Я вспомнил, как года три назад меня вызвали к умирающей в одну из усадеб нашего уезда. Я исповедал и приобщил святых тайн ту, которую вы любили в молодости. И на смертном одре она сказала мне о своей любви к вам, призналась, что любила и любит до смертного часа.

Помню, была метель, яблони мерзлые стучали ветвями в окно. Возле кровати больной стояло блюдо с антоновскими яблоками, — она утоляла ими жажду…

Помолчав, он продолжал:

— Я знаю точно, что речь шла именно о вас, ваше имя повторяла она в бреду. И во имя того, чтобы вы знали, что на свете было сердце, которое жило одной лишь любовью к вам, я нарушил тайну исповеди. И пусть то, что вы узнали от меня, послужит вам утешением в нелегкой вашей жизни, которую вы избрали. Язычник, но твердый душою человек дал вам совет не меняться в лице, и я, священник, повторяю слова дикаря; простите мою смелость и позвольте мне покинуть вас в твердом убеждении, что вас не оставит и на этот раз ваше мужество.

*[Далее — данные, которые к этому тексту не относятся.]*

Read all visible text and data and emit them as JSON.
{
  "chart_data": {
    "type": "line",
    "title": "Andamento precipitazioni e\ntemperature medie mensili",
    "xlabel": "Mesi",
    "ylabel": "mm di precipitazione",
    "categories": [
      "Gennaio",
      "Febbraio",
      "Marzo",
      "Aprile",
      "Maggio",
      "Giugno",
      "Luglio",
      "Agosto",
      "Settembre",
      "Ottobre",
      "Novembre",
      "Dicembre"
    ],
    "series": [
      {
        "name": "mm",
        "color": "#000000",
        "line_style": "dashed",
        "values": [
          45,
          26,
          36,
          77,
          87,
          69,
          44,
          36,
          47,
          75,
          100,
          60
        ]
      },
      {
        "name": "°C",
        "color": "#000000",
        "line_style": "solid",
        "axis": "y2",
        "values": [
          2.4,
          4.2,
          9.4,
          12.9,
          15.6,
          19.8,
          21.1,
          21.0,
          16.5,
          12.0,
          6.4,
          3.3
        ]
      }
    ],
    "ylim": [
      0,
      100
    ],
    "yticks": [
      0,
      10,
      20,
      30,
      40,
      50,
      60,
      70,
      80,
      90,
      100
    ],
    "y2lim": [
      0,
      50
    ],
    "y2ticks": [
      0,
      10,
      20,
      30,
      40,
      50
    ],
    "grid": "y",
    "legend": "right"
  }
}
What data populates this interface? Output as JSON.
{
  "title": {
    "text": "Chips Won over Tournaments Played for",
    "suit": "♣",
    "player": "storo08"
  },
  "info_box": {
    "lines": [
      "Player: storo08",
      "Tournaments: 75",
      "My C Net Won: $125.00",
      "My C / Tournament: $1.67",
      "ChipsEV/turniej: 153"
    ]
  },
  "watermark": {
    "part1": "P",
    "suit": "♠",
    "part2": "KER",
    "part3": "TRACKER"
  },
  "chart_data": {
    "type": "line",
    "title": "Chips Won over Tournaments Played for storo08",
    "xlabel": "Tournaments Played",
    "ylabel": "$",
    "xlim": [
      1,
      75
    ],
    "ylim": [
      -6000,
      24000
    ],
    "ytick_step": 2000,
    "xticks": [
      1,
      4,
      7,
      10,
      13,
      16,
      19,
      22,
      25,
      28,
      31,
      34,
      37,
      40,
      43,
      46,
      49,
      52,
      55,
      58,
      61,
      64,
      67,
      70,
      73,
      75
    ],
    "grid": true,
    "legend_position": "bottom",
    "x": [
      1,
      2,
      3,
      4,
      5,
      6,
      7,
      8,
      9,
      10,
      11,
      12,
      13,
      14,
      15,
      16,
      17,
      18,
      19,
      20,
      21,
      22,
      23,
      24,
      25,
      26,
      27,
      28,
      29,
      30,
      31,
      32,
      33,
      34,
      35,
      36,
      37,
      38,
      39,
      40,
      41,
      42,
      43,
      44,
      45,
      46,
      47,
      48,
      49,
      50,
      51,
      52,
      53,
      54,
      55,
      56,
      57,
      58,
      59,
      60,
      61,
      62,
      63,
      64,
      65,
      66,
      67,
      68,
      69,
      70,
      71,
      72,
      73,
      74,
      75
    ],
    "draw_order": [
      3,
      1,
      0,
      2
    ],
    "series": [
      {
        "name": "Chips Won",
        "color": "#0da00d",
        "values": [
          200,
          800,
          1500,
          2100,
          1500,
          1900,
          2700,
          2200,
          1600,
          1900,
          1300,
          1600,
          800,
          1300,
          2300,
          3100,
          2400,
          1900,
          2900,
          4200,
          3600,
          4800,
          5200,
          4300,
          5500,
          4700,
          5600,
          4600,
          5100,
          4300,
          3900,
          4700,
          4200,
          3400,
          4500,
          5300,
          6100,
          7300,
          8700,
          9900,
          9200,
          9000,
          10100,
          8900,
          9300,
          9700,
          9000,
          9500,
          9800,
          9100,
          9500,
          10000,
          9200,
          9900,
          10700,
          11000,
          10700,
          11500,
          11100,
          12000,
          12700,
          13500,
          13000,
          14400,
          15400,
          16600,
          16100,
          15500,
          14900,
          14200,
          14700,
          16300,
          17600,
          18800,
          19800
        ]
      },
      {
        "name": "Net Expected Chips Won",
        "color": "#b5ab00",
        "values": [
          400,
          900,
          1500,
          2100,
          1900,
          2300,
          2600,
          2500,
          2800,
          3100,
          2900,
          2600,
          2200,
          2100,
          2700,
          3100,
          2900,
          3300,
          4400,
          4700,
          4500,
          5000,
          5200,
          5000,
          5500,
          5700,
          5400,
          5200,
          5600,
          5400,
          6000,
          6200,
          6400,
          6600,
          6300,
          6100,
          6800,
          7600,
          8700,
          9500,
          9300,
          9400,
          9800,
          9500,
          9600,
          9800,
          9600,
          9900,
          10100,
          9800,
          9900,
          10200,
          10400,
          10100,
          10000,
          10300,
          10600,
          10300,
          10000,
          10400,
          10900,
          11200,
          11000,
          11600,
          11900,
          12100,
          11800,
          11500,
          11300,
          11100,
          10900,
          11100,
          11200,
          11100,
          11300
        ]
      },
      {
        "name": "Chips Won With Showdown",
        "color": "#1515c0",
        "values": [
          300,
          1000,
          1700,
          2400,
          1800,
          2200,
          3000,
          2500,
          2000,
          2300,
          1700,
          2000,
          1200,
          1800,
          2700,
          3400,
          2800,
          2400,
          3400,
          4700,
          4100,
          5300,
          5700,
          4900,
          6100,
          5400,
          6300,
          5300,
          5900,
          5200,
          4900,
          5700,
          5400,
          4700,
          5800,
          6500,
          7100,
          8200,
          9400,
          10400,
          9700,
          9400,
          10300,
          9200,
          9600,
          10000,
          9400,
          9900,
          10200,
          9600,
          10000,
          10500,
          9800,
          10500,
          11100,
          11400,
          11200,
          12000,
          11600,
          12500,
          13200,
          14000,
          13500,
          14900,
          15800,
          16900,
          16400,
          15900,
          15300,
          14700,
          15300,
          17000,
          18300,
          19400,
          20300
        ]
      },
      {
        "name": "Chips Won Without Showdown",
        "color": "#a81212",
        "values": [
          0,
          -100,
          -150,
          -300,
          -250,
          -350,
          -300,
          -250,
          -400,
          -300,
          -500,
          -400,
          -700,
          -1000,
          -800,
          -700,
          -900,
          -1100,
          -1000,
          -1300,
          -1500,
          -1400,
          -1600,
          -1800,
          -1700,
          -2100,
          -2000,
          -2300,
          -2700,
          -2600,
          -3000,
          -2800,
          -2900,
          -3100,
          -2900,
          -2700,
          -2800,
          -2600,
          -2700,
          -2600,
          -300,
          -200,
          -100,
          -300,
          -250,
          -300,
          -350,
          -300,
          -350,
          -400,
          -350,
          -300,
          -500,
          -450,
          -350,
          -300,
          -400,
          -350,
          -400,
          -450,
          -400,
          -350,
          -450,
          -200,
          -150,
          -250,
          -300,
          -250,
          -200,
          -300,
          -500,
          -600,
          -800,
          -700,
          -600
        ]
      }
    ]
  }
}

Попик тихо поклонился Загоскину и вышел из комнаты.

В ночной тишине было слышно, как он спускался по темной лестнице, ощупывая руками скрипучие перила и старчески кашляя. И Загоскин вновь остался один в тесных стенах. Языки свечей то выгибались, то делались неподвижными и яркими. Но теперь он почему-то не мог смотреть на эти малые частицы огня.

Он привык к кострам, разложенным на сугробах, таким огромным, что их пламя, казалось, доставало до небосвода и сливалось с северным сиянием. И его вдруг потянуло снова туда — в снежные пустыни, в дикие леса, на просторы, озаренные дыханием вулканов. Огонь всегда казался Загоскину олицетворением жизни. Рассказ отца Корнилия, тишина человеческих нор, скудные огни свечей, слабый звон часов и сознание одиночества — все это заставило Загоскина пробыть некоторое время в каком-то оцепенении. Очнувшись, он подошел к канделябрам и потушил все свечи, кроме одной — самой короткой и оплывшей. Огонек с голубой сердцевиной долго реял в темной глубине комнаты. Наконец погас и он, как бы слившись с зимней синевой, которой были пронизаны окна перед рассветом. Загоскин заснул, откинувшись на спинку жесткого дивана. Он не слышал, как началась жизнь в нумерах «Бразилия», как зазвенели печные вьюшки, захлопали двери, хрипло застонал орган и маркер со стуком выставил на бильярд пирамиду шаров. В эти дни Загоскин, мучаясь и сомневаясь, дописывал последние страницы своей повести.

 

ГЛАВА ДВАДЦАТЬ ПЯТАЯ

 

Однажды в середине дня раздался сильный стук в дверь.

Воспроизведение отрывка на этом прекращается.